Kunitaro Saida was elected as an Outside Director so that the Company’s management may utilize his high-level expertise and wealth of experience gained from his distinguished career as Superintending Prosecutor of High Public Prosecutors Offices (in Takamatsu, Hiroshima and Osaka) and later as an attorney in corporate legal affairs, as well as serving as an Outside Director and an Outside Audit & Supervisory Board Member for other companies.

 

In addition, he is designated an independent director/auditor, as the Company judged that a conflict of interest with ordinary investors is unlikely, which is in accordance with the guidelines of stock exchanges in Japan.

Haruhiko Kato        Yes        

Although there are business transactions between the Company and Japan Securities Depository Center, Incorporated for which Haruhiko Kato holds the position of President and CEO, the transactions reflect usage of the transfer system for stocks and other securities for which we pay fees.

The Company did pay Haruhiko Kato remuneration for advisory services. The amount, however, was not a large sum, and the contract has already expired.

       

Haruhiko Kato has, over many years, had a distinguished career in fiscal operations of the national government as Director-General of Tax Bureau in the Ministry of Finance, and Commissioner of National Tax Agency.
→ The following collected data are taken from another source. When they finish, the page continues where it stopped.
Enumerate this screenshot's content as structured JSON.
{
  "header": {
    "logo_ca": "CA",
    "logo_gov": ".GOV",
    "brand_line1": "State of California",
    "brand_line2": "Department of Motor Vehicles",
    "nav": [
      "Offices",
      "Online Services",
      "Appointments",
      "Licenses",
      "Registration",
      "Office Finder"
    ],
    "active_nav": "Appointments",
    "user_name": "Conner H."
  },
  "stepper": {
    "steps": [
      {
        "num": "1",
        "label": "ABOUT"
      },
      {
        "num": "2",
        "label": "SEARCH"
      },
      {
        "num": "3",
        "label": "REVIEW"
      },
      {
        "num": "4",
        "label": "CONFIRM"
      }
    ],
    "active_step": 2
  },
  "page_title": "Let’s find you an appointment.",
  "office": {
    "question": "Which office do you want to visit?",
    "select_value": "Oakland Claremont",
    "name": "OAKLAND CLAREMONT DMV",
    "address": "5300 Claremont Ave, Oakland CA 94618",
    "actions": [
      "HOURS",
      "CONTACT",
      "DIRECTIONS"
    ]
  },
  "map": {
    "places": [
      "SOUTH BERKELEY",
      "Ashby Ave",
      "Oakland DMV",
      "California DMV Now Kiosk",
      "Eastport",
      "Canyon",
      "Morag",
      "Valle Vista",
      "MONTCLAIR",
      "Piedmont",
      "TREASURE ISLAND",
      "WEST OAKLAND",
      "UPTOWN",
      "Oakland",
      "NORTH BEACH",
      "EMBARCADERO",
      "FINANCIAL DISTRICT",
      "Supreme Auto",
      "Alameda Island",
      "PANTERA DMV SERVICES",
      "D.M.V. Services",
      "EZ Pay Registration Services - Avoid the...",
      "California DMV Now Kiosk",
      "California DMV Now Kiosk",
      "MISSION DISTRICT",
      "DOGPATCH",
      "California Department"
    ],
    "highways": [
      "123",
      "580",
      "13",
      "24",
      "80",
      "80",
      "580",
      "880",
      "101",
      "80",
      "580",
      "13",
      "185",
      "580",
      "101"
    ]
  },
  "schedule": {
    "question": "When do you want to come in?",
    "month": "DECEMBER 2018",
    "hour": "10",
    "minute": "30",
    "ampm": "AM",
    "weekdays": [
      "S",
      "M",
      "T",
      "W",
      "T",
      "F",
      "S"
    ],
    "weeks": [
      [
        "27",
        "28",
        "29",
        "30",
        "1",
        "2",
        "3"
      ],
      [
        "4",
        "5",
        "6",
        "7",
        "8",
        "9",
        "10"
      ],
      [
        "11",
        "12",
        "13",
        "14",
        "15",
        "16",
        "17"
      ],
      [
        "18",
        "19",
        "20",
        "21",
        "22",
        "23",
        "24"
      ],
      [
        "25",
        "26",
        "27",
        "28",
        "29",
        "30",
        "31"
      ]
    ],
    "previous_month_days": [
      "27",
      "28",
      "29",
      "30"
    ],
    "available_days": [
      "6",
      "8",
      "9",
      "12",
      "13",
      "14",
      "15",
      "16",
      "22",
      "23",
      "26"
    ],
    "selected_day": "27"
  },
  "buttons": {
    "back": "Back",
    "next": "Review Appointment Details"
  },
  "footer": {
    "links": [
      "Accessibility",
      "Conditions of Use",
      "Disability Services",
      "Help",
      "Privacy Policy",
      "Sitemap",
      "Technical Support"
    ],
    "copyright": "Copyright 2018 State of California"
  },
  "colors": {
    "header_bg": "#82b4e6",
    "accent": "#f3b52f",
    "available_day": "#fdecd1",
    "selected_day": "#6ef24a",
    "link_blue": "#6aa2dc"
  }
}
He was elected as an Outside Director so that the Company’s management may utilize his high-level expertise and wealth of experience gained from his managerial experience as President of Japan Securities Depository Center, Incorporated.

 

In addition, he is designated an independent director/auditor, as the Company judged that a conflict of interest with ordinary investors is unlikely, which is in accordance with the guidelines of stock exchanges in Japan.

 

5


Existence or Nonexistence of a committee or committees equivalent to a nominating committee or remuneration committee        Nonexistent

Audit & Supervisory Board Members

 

Existence or Nonexistence of a Audit & Supervisory Board

       Exists

Number of Audit & Supervisory Board Members in the Company’s Articles of Incorporation

       5

Number of Audit & Supervisory Board Members

       5

 

Cooperation among Audit & Supervisory Board Members, Accounting Auditors, and Internal Auditing: (Revised)

Cooperation between Audit & Supervisory Board Members and Accounting Auditors

The Audit & Supervisory Board Members and the Audit & Supervisory Board receive from the Accounting Auditors an outline of their audit plan before conducting an audit as well as explanations about important auditing items on which the Audit & Supervisory Board Members and the Audit & Supervisory Board express their opinion with respect to validity. The Audit & Supervisory Board Members and the Audit & Supervisory Board also conduct timely exchanges of opinion with the Accounting Auditors on such subjects as the results of audits and reviews, receiving reports on internal control system, accounting audits, and quarterly reviews from the Accounting Auditors and the Accounting Auditors’ grasp of the Company’s internal control systems, including how they are being implemented, as well as their evaluation of risk.

Furthermore, in addition to observing the Accounting Auditors’ fieldwork and audit reviews as necessary, the Audit & Supervisory Board Members and the Audit & Supervisory Board work to grasp the situation of audits, holding meetings with Accounting Auditors in charge of auditing group companies in and outside Japan. The Audit & Supervisory Board Members and the Audit & Supervisory Board also confirm the validity of the quality management systems of audits, receiving detailed explanations about this from Accounting Auditors.

With the aim of monitoring the independence of Accounting Auditors, the Company introduced an Audit & Supervisory Board pre-approval system which targets contracts and remuneration.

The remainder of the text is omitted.